Le 1er décembre 2020, neuf associations (1) déposent une plainte contre X au pôle santé du parquet de Paris. Elles lancent ce même jour la campagne citoyenne « secrets toxiques » qui vise à mobiliser un grand nombre d’associations et de citoyens pour faire entendre leurs voix. Ces actions font suite à une étude réalisée par le professeur Séralini et le chercheur indépendant Gérald Jungers.

Cette étude a été publiée à la fin d’octobre 2020 dans la revue Food and Chemical Toxicology. Les résultats mettaient en évidence la présence non spécifiée de métaux lourds et de toxiques cancérogènes dans 14 herbicides vendus aux particuliers en France, en Allemagne et en Pologne.

Une plainte avec neuf infractions

Neuf infractions sont mises en avant par Guillaume Tumerelle, avocat des plaignants, lors d’une conférence de presse donnée le 1er décembre 2020 : délit de tromperie, de falsification, de mise en danger de la vie d’autrui, d’atteinte à l’environnement et enfin 5 infractions spécifiques à l’étiquetage et aux autorisations de mise sur le marché.

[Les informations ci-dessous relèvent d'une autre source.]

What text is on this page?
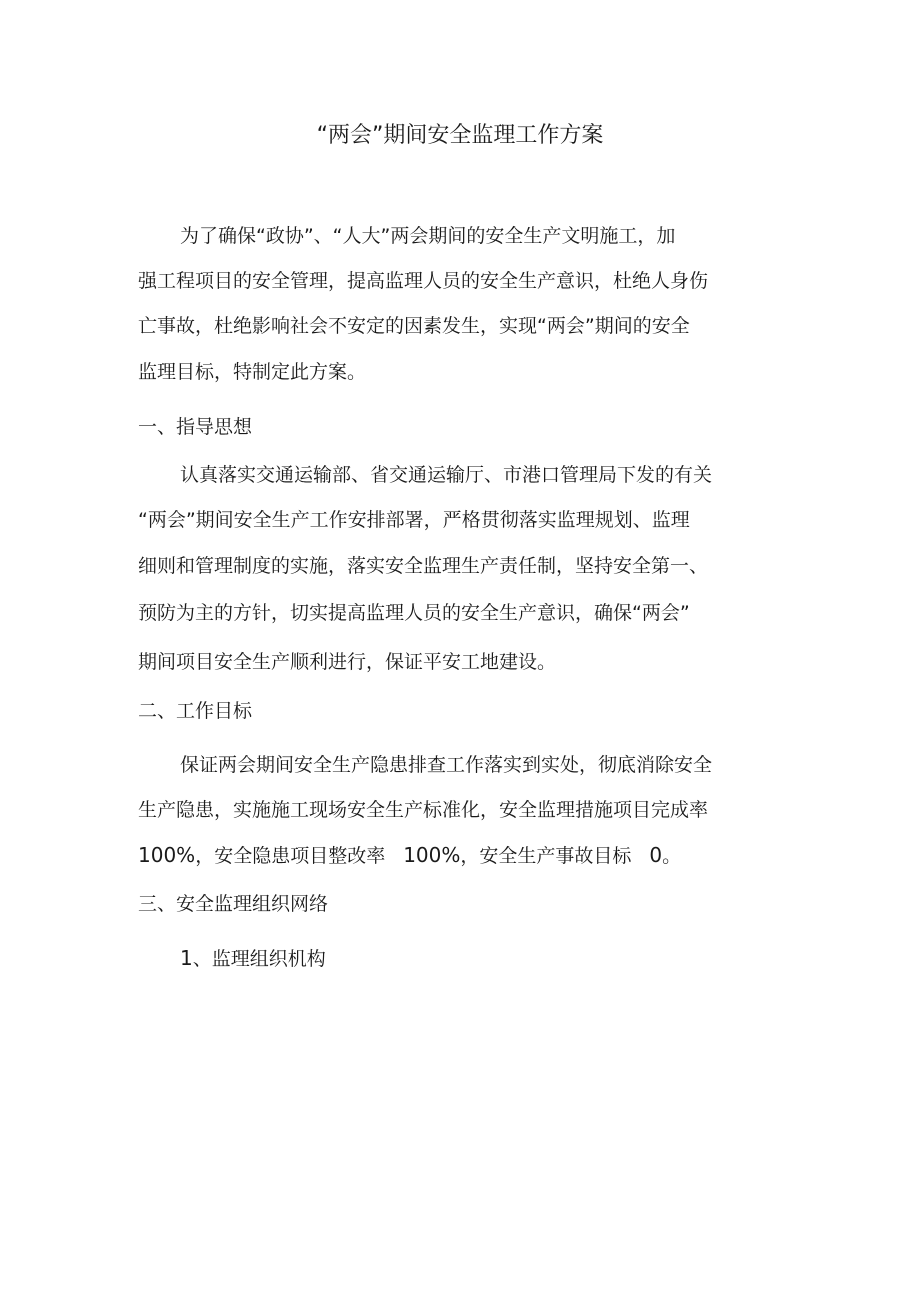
“两会”期间安全监理工作方案
为了确保“政协”、“人大”两会期间的安全生产文明施工，加
强工程项目的安全管理，提高监理人员的安全生产意识，杜绝人身伤
亡事故，杜绝影响社会不安定的因素发生，实现“两会”期间的安全
监理目标，特制定此方案。
一、指导思想
认真落实交通运输部、省交通运输厅、市港口管理局下发的有关
“两会”期间安全生产工作安排部署，严格贯彻落实监理规划、监理
细则和管理制度的实施，落实安全监理生产责任制，坚持安全第一、
预防为主的方针，切实提高监理人员的安全生产意识，确保“两会”
期间项目安全生产顺利进行，保证平安工地建设。
二、工作目标
保证两会期间安全生产隐患排查工作落实到实处，彻底消除安全
生产隐患，实施施工现场安全生产标准化，安全监理措施项目完成率
100%，安全隐患项目整改率 100%，安全生产事故目标 0。
三、安全监理组织网络
1、监理组织机构
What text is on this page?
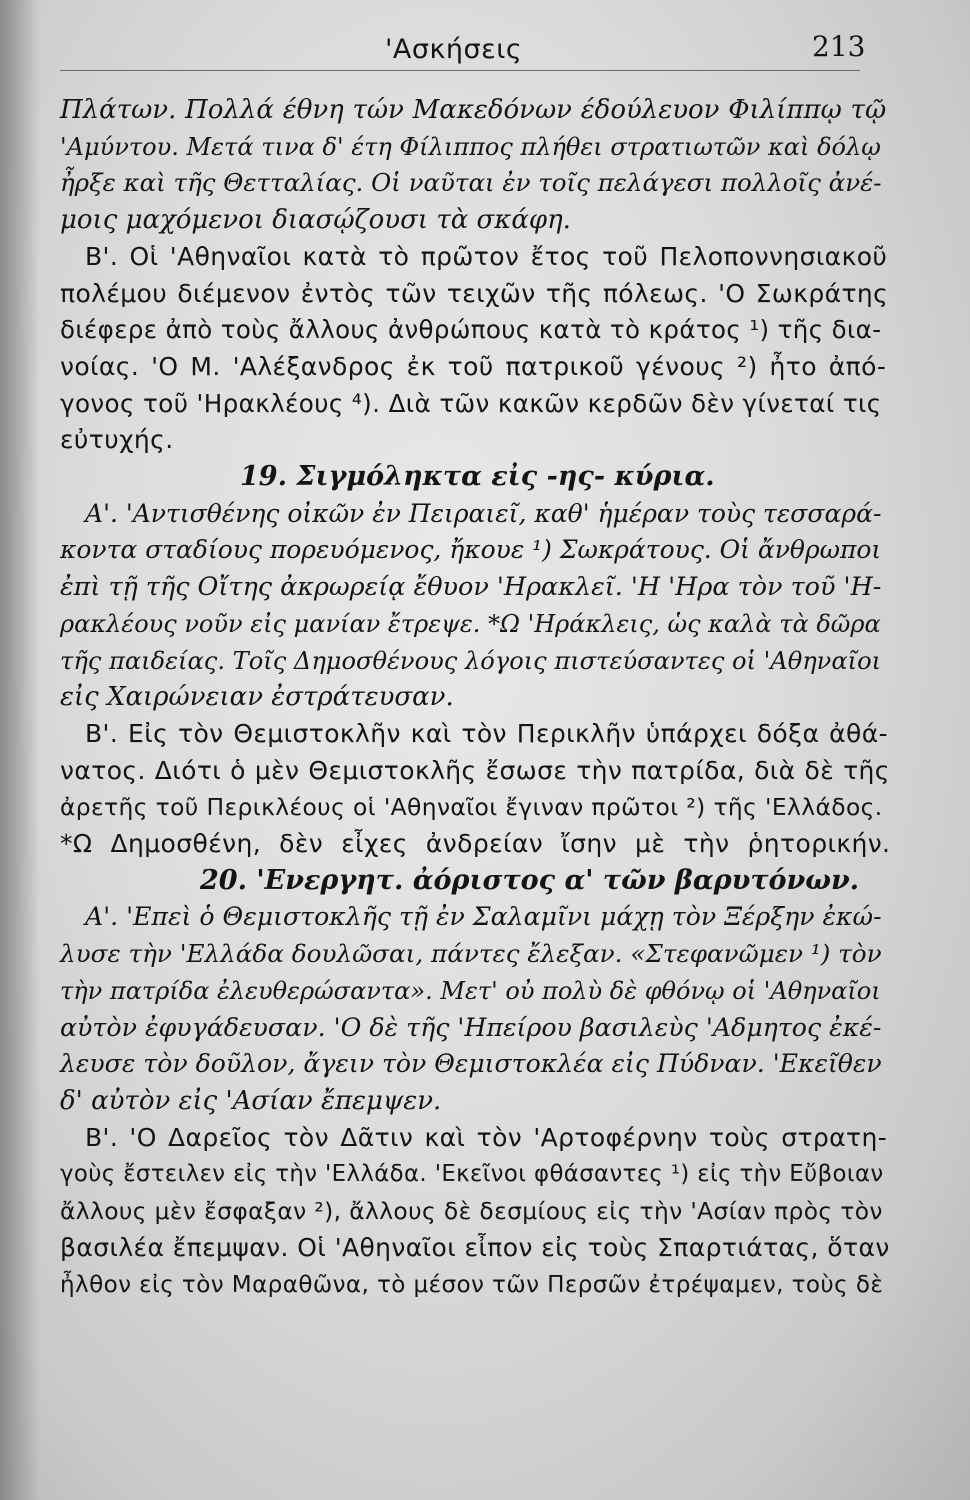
'Ασκήσεις	213
Πλάτων. Πολλά έθνη τών Μακεδόνων έδούλευον Φιλίππῳ τῷ
'Αμύντου. Μετά τινα δ' έτη Φίλιππος πλήθει στρατιωτῶν καὶ δόλῳ
ἦρξε καὶ τῆς Θετταλίας. Οἱ ναῦται ἐν τοῖς πελάγεσι πολλοῖς ἀνέ-
μοις μαχόμενοι διασῴζουσι τὰ σκάφη.
Β'. Οἱ 'Αθηναῖοι κατὰ τὸ πρῶτον ἔτος τοῦ Πελοποννησιακοῦ
πολέμου διέμενον ἐντὸς τῶν τειχῶν τῆς πόλεως. 'Ο Σωκράτης
διέφερε ἀπὸ τοὺς ἄλλους ἀνθρώπους κατὰ τὸ κράτος ¹) τῆς δια-
νοίας. 'Ο Μ. 'Αλέξανδρος ἐκ τοῦ πατρικοῦ γένους ²) ἦτο ἀπό-
γονος τοῦ 'Ηρακλέους ⁴). Διὰ τῶν κακῶν κερδῶν δὲν γίνεταί τις
εὐτυχής.
19. Σιγμόληκτα εἰς -ης- κύρια.
Α'. 'Αντισθένης οἰκῶν ἐν Πειραιεῖ, καθ' ἡμέραν τοὺς τεσσαρά-
κοντα σταδίους πορευόμενος, ἤκουε ¹) Σωκράτους. Οἱ ἄνθρωποι
ἐπὶ τῇ τῆς Οἴτης ἀκρωρείᾳ ἔθυον 'Ηρακλεῖ. 'Η 'Ηρα τὸν τοῦ 'Η-
ρακλέους νοῦν εἰς μανίαν ἔτρεψε. *Ω 'Ηράκλεις, ὡς καλὰ τὰ δῶρα
τῆς παιδείας. Τοῖς Δημοσθένους λόγοις πιστεύσαντες οἱ 'Αθηναῖοι
εἰς Χαιρώνειαν ἐστράτευσαν.
Β'. Εἰς τὸν Θεμιστοκλῆν καὶ τὸν Περικλῆν ὑπάρχει δόξα ἀθά-
νατος. Διότι ὁ μὲν Θεμιστοκλῆς ἔσωσε τὴν πατρίδα, διὰ δὲ τῆς
ἀρετῆς τοῦ Περικλέους οἱ 'Αθηναῖοι ἔγιναν πρῶτοι ²) τῆς 'Ελλάδος.
*Ω Δημοσθένη, δὲν εἶχες ἀνδρείαν ἴσην μὲ τὴν ῥητορικήν.
20. 'Ενεργητ. ἀόριστος α' τῶν βαρυτόνων.
Α'. 'Επεὶ ὁ Θεμιστοκλῆς τῇ ἐν Σαλαμῖνι μάχῃ τὸν Ξέρξην ἐκώ-
λυσε τὴν 'Ελλάδα δουλῶσαι, πάντες ἔλεξαν. «Στεφανῶμεν ¹) τὸν
τὴν πατρίδα ἐλευθερώσαντα». Μετ' οὐ πολὺ δὲ φθόνῳ οἱ 'Αθηναῖοι
αὐτὸν ἐφυγάδευσαν. 'Ο δὲ τῆς 'Ηπείρου βασιλεὺς 'Αδμητος ἐκέ-
λευσε τὸν δοῦλον, ἄγειν τὸν Θεμιστοκλέα εἰς Πύδναν. 'Εκεῖθεν
δ' αὐτὸν εἰς 'Ασίαν ἔπεμψεν.
Β'. 'Ο Δαρεῖος τὸν Δᾶτιν καὶ τὸν 'Αρτοφέρνην τοὺς στρατη-
γοὺς ἔστειλεν εἰς τὴν 'Ελλάδα. 'Εκεῖνοι φθάσαντες ¹) εἰς τὴν Εὔβοιαν
ἄλλους μὲν ἔσφαξαν ²), ἄλλους δὲ δεσμίους εἰς τὴν 'Ασίαν πρὸς τὸν
βασιλέα ἔπεμψαν. Οἱ 'Αθηναῖοι εἶπον εἰς τοὺς Σπαρτιάτας, ὅταν
ἦλθον εἰς τὸν Μαραθῶνα, τὸ μέσον τῶν Περσῶν ἐτρέψαμεν, τοὺς δὲ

Guillaume Tumerelle précise que les associations pouvent lancer, indépendamment de la plainte, une demande de retrait des produits auprès de l’Agence nationale de sécurité sanitaire, Anses. Celle-ci pourra, si elle le décide, retirer les produits français de la vente par mesure de précaution.

Des failles dans l’étiquetage et la déclaration des produits ?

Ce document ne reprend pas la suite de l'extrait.